Ethanol
and cardiac health
Recent
attention in the medical press has focussed on the reported association between
“moderate” alcohol consumption and decreased risk of sudden death, especially
from cardiovascular causes. This has met with angry reactions from anti-liquor
campaigners culminating in an emotional and sometimes bitter controversy. The
following discussion is an attempt at presenting and analysing the facts
available at present in a critical, unbiased manner.
To begin with,
it must be admitted indubitably that alcohol is a vasodilator. But this is not
the reason for alcohol’s beneficial effects on the heart since the vasodilation
is mostly confined to cutaneous vessels producing the warm, flushed skin of
acute intoxication. There is virtually no increase in coronary blood flow in
human beings. In fact, in individuals with existing coronary artery disease,
ethanol decreases the time period of exercise required to precipitate angina
and to produce changes in the ECG which are indica-tive of myocardial
ischaemia. It has been proved conclusively that ethanol induces the release of
catecholamines from the adrenal medulla, and while intoxicating doses can
produce widespread vasodilation, moderate doses can cause appreciable
vasoconstriction in such vital areas as the heart and the brain.
However, several
studies in the recent past indicated a clear negative corelation between
chronic ingestion of small amounts of ethanol and the incidence of coronary
heart disease, beginning with the Kaiser-Permanente epidemiologic study done
way back in 1974 which was at first received with scepticism by the scientific
community.

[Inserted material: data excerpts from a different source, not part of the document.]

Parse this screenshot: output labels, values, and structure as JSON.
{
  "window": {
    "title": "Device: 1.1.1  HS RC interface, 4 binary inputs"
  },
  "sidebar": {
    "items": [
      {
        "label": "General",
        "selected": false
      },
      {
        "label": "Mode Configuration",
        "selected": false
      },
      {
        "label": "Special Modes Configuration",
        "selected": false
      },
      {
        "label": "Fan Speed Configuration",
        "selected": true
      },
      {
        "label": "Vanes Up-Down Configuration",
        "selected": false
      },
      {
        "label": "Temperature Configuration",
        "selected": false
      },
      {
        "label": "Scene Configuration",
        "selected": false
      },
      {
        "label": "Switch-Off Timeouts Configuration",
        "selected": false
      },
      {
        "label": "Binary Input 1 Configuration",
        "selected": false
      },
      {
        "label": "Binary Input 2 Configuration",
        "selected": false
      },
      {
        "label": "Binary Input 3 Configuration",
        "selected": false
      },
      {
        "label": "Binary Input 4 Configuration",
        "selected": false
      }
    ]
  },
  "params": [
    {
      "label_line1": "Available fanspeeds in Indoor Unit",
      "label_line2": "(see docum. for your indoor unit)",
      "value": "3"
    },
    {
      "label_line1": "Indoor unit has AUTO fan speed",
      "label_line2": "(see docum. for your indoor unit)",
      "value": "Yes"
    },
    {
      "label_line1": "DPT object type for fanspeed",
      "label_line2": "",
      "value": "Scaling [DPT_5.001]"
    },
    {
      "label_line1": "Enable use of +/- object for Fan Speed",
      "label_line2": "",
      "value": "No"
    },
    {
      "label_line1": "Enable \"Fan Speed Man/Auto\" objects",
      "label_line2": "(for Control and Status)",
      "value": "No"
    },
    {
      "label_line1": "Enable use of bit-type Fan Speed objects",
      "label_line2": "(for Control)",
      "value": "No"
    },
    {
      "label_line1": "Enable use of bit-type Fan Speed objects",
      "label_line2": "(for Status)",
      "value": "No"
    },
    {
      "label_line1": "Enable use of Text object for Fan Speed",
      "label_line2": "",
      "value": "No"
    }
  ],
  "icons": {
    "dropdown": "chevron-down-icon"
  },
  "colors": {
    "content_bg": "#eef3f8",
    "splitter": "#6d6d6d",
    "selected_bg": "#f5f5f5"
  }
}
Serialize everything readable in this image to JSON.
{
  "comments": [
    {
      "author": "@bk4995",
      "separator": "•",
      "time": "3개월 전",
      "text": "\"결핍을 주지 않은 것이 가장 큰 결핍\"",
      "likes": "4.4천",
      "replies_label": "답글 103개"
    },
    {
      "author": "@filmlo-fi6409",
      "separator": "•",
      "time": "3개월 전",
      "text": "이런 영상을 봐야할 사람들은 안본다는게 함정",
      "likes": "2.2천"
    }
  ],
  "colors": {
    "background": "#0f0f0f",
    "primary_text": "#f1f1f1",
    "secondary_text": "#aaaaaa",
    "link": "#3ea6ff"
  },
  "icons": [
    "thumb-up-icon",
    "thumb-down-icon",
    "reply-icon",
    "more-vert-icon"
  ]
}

But it marked the beginning of a barrage of studies all around the
globe over the next two decades establishing the clear association between
moderate alcohol consumption and reduced risk of coronary heart disease. After
much study and deliberation investigators have now come to the conclusion that
the protective effect of ethanol on the heart is because it increases the
concentration of high density lipoproteins (HDL) in the plasma, while at the
same time decreasing that of low density lipoproteins (LDL). It is well known
that the lower the concentration of HDL in the blood the greater is the risk
for developing coronary heart disease (CHD). The reverse is true for LDL. Today
several studies have established a convincing relationship between alcohol
intake and the level of protective HDL, including both its HDL2 and HDL3
subfractions. Angiographic studies have also demonstrated that moderate alcohol
consumers have less severe coronary atherosclerosis than teetotallers. Among
the different types of alcoholic beverages there is evidence to suggest that
wine (especially red wine) offers maximum protection.
It is now also
clear that apart from its beneficial effect on cholesterol levels, alcohol has favourable
effects on haemostatic factors such as plasma fibrinogen, fibrinolytic
activity, and platelet adhesiveness. Investigations have demonstrated a
clear-cut association between ethanol consumption and plasma levels of tissue
plasminogen activator which is a major component of the fibrinolytic system.
Increased fibrinolytic activity is very important in the prevention of coronary
thrombosis and supplements the anti-atherosclerotic effect via the
HDL-cholesterol levels. Even forensic autopsies have pointed towards a positive
asociation between moderate drinking and cardiac health.
Having come to
this conclusion, it must be emphasized that the purported beneficial effects
rapidly evaporate as consumption is increased beyond desirable levels, and in
fact the deleterious effects would then be much more than in those who don’t
drink at all. So the question arises: what is “moderate” alcohol consumption ?
Unfortunately the definition of moderation varies from one study to another,
but the balance of evidence is that the daily consumption must not exceed 2 to
3 drinks per day. A standard drink is roughly the equivalent of 45 ml of
distilled spirits (15.1 gm alcohol) or 150 ml of wine (10.8 gm alcohol), or 350
ml of beer (13.2 gm alcohol).
In the final
analysis, while physicians may use their discretion in advising patients about
the beneficial effects of moderate ethanol consumption, it must be emphasized
that safe drinking is not a panacea for sound cardiac health.
The
benefits documented thus far need further study and irrefutable confirmation.